Ordinanza di Cassazione Civile Sez. L Num. 13385 Anno 2024
Civile Ord. Sez. L Num. 13385 Anno 2024
Presidente: COGNOME NOME
Relatore: COGNOME
Data pubblicazione: 15/05/2024
ORDINANZA
sul ricorso 536-2023 proposto da:
NOME COGNOME, domiciliato in INDIRIZZO presso LA CANCELLERIA DELLA CORTE SUPREMA DI CASSAZIONE, rappresentato e difeso dagli avvocati NOME COGNOME, NOME COGNOME;
– ricorrente –
contro
RAGIONE_SOCIALE, in persona del legale rappresentante pro tempore, elettivamente domiciliata in INDIRIZZO, presso lo studio dell’avvocato NOME COGNOME, rappresentata e difesa dagli avvocati NOME COGNOME, NOME COGNOME;
– controricorrente –
avverso la sentenza n. 614/2022 della CORTE D’APPELLO di VENEZIA, depositata il 31/10/2022 R.G.N. 423/2022;
udita la relazione della causa svolta nella camera di consiglio del 27/02/2024 dal AVV_NOTAIO COGNOME.
RILEVATO CHE
Oggetto
Licenziamento individuale
R.G.N. 536/2023
COGNOME.
Rep.
Ud. 27/02/2024
CC
In data 8.7.2020 la RAGIONE_SOCIALE contestava al dipendente NOME COGNOME, con mansioni di guardia giurata, che, a seguito di alcune segnalazioni riguardanti soste ingiustificate, era emerso che durante il turno di lavoro (di ore 7,25 elevate a seconda delle zone assegnate con autorizzazione della società ad effettuare un’ora e tre quarti o mezz’ora di straordinario, su espressa richiesta del lavoratore motivata dalla ampiezza delle zone stesse), dal 1° giugno (inizio turno) al 3 luglio (inizio turno), il lavoratore aveva sostato, rimanendo spesso dentro l’autovettura di servizio, con il motore e le luci interne accese, per 17 volte (debitamente indicate).

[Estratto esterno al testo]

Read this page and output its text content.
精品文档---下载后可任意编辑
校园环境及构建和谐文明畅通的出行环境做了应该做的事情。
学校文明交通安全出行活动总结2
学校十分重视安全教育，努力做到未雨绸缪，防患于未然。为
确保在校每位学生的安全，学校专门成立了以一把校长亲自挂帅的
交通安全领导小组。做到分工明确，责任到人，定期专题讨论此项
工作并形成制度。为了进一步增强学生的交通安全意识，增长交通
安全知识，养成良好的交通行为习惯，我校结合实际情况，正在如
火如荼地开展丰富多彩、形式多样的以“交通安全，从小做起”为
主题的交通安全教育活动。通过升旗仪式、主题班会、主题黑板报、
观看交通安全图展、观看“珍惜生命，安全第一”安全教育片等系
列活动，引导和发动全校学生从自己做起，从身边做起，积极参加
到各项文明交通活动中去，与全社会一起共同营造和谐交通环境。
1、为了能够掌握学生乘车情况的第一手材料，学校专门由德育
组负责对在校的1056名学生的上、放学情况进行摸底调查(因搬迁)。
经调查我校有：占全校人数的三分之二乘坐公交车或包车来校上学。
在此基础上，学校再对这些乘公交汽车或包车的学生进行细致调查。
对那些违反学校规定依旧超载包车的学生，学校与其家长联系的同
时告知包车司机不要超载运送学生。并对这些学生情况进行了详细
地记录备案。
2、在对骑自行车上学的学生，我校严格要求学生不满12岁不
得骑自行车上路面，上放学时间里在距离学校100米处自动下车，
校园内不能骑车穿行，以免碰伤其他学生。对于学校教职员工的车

Gli addebiti erano stati contestati a seguito di una attività di indagine investigativa della RAGIONE_SOCIALE investigazione incaricata dalla datrice di lavoro nel maggio del 2020.

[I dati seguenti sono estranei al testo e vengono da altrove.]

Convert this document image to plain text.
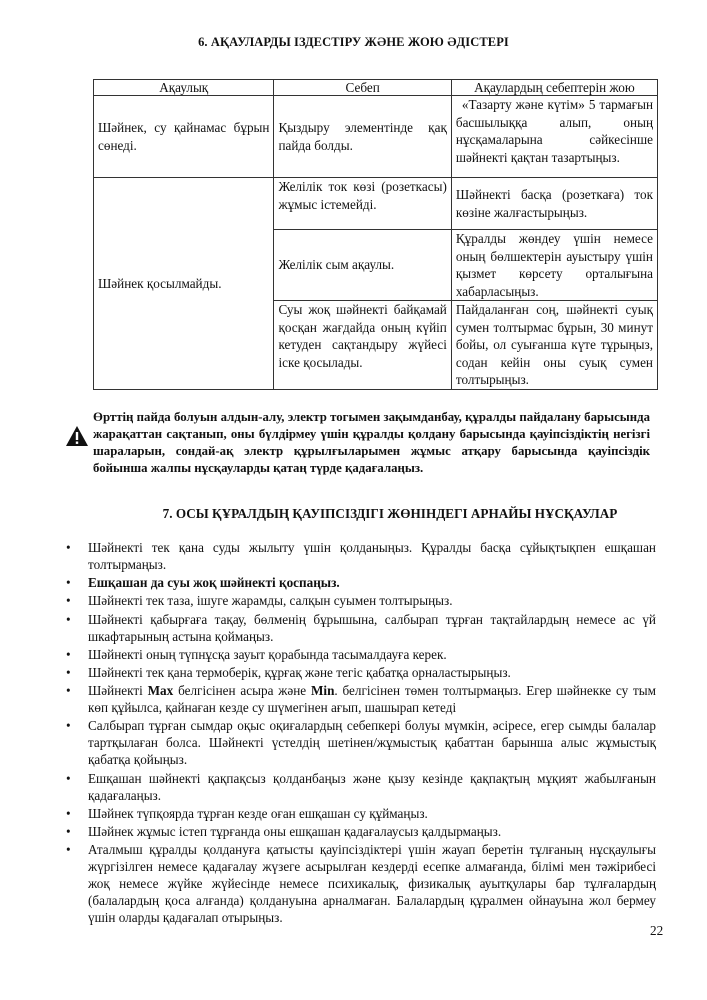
6. АҚАУЛАРДЫ ІЗДЕСТІРУ ЖӘНЕ ЖОЮ ӘДІСТЕРІ
Ақаулық	Себеп	Ақаулардың себептерін жою
Шәйнек, су қайнамас бұрын сөнеді.	Қыздыру элементінде қақ пайда болды.	«Тазарту және күтім» 5 тармағын басшылыққа алып, оның нұсқамаларына сәйкесінше шәйнекті қақтан тазартыңыз.
Шәйнек қосылмайды.	Желілік ток көзі (розеткасы) жұмыс істемейді.	Шәйнекті басқа (розеткаға) ток көзіне жалғастырыңыз.
	Желілік сым ақаулы.	Құралды жөндеу үшін немесе оның бөлшектерін ауыстыру үшін қызмет көрсету орталығына хабарласыңыз.
	Суы жоқ шәйнекті байқамай қосқан жағдайда оның күйіп кетуден сақтандыру жүйесі іске қосылады.	Пайдаланған соң, шәйнекті суық сумен толтырмас бұрын, 30 минут бойы, ол суығанша күте тұрыңыз, содан кейін оны суық сумен толтырыңыз.
Өрттің пайда болуын алдын-алу, электр тогымен зақымданбау, құралды пайдалану барысында жарақаттан сақтанып, оны бүлдірмеу үшін құралды қолдану барысында қауіпсіздіктің негізгі шараларын, сондай-ақ электр құрылғыларымен жұмыс атқару барысында қауіпсіздік бойынша жалпы нұсқауларды қатаң түрде қадағалаңыз.
7. ОСЫ ҚҰРАЛДЫҢ ҚАУІПСІЗДІГІ ЖӨНІНДЕГІ АРНАЙЫ НҰСҚАУЛАР
• Шәйнекті тек қана суды жылыту үшін қолданыңыз. Құралды басқа сұйықтықпен ешқашан толтырмаңыз.
• Ешқашан да суы жоқ шәйнекті қоспаңыз.
• Шәйнекті тек таза, ішуге жарамды, салқын суымен толтырыңыз.
• Шәйнекті қабырғаға тақау, бөлменің бұрышына, салбырап тұрған тақтайлардың немесе ас үй шкафтарының астына қоймаңыз.
• Шәйнекті оның түпнұсқа зауыт қорабында тасымалдауға керек.
• Шәйнекті тек қана термоберік, құрғақ және тегіс қабатқа орналастырыңыз.
• Шәйнекті Max белгісінен асыра және Min. белгісінен төмен толтырмаңыз. Егер шәйнекке су тым көп құйылса, қайнаған кезде су шүмегінен ағып, шашырап кетеді
• Салбырап тұрған сымдар оқыс оқиғалардың себепкері болуы мүмкін, әсіресе, егер сымды балалар тартқылаған болса. Шәйнекті үстелдің шетінен/жұмыстық қабаттан барынша алыс жұмыстық қабатқа қойыңыз.
• Ешқашан шәйнекті қақпақсыз қолданбаңыз және қызу кезінде қақпақтың мұқият жабылғанын қадағалаңыз.
• Шәйнек түпқоярда тұрған кезде оған ешқашан су құймаңыз.
• Шәйнек жұмыс істеп тұрғанда оны ешқашан қадағалаусыз қалдырмаңыз.
• Аталмыш құралды қолдануға қатысты қауіпсіздіктері үшін жауап беретін тұлғаның нұсқаулығы жүргізілген немесе қадағалау жүзеге асырылған кездерді есепке алмағанда, білімі мен тәжірибесі жоқ немесе жүйке жүйесінде немесе психикалық, физикалық ауытқулары бар тұлғалардың (балалардың қоса алғанда) қолдануына арналмаған. Балалардың құралмен ойнауына жол бермеу үшін оларды қадағалап отырыңыз.
22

Dopo l’irrogazione della sospensione cautelare e acquisite giustificazioni, il 18 luglio 2020 veniva intimato licenziamento per giusta causa.
Il Tribunale di Padova, sia in fase sommaria che in sede di opposizione ex lege n. 92 del 2012, rigettava l’impugnazione del recesso proposta dal COGNOME.
Presentato reclamo, la Corte di appello di Venezia, con la sentenza n. 614/2022, confermava la pronuncia di primo grado.
I giudici di seconde cure ritenevano che: a) i controlli disposti dalla società erano legittimi collocandosi sul piano dei controlli difensivi, poiché indotti dalla condotta del COGNOME che, ex ante , poteva integrare gli estremi di un illecito penale (danno patrimoniale e condotta truffaldina del dipendente che aveva mantenuto il diritto al lavoro straordinario non necessario); b) l’archiviazione del procedimento penale instaurato per gli stessi fatti, nei confronti del dipendente, non rilevava in quanto disposto per la ‘particolare tenuità del fatto’; c) non vi era stata violazione del principio di immutabilità della contestazione disciplinare atteso che la precisazione, contenuta in una memoria difensiva della società, secondo cui gli addebiti dovevano essere riferiti alla notte compresa tra il giorno di inizio turno e quello successivo, non incideva sui fatti contestati che erano stati ben compresi dal
lavoratore; d) la sanzione irrogata era proporzionata e non rientrava nella ipotesi di negligenza grave (sanzionata dalla contrattazione collettiva con la sospensione dal servizio e dalla retribuzione) ma semmai in quella di mero addormentamento in servizio punita con il licenziamento.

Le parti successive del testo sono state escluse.